The course introduces students to a wide range of methodological techniques, including quantitative surveys research, interventions and evaluations along with qualitative techniques of ethnography, survey design and semi-structured interviews. Funding and assistance with the course will come from the Duke Center for Instructional Technology (CIT).

Educational tech consultant Mark Sperber, who will train students on the iPad and decide upon the selection of software, notes that the iPad will allow students to collect and analyze data while in the field, where it's most meaningful. The do-it-nowability of the iPad was written about by mobile research blogger Tim Macer.

Traditionally, field-collected research could not be analyzed until the researcher got to a computer off-site, but the use of iPads will allow data to be examined immediately. Having done my share of quantitative field research I feel that bringing immediacy to the field opens up possibilities that were never before imaginable. The primary goal, according to sociologist Jen'nan Ghazal Read who will be teaching the course, is to equip students with tools allowing them to make the most of their time in the field and master the complex methods on which they will base their research.


Students will be given a local field work assignment to get used to using the 8 iPads used for the class, with the goal of preparing them for the limited resource settings of their global research projects in 2011. Currently Duke University research spans 37 low-resource countries from Bangladesh to Vietnam.

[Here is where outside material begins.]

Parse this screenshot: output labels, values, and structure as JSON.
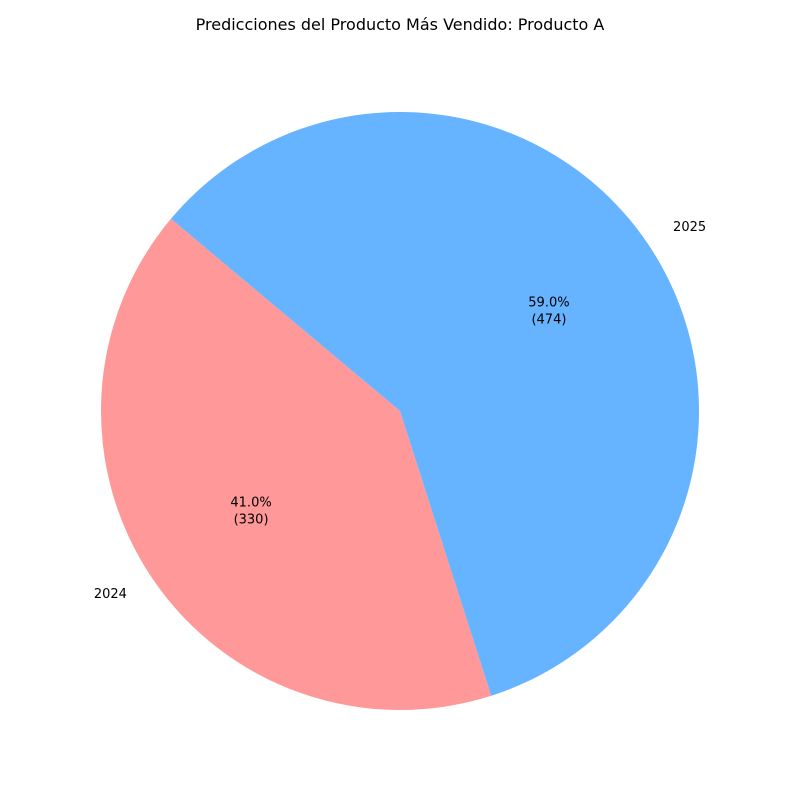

The 10+ hour battery life of iPads is expected to hold up well in remote locations where other methods of data collection are in short supply, affording the student a full day's worth of interviewing without recharging.

This is part of a larger initiative to integrate technology into the curriculum at Duke. Amy Campbell, the Assistant Director of CIT, said that there is a large interest in these projects based on the the high volume of requests to join the CIT iPad loaner program.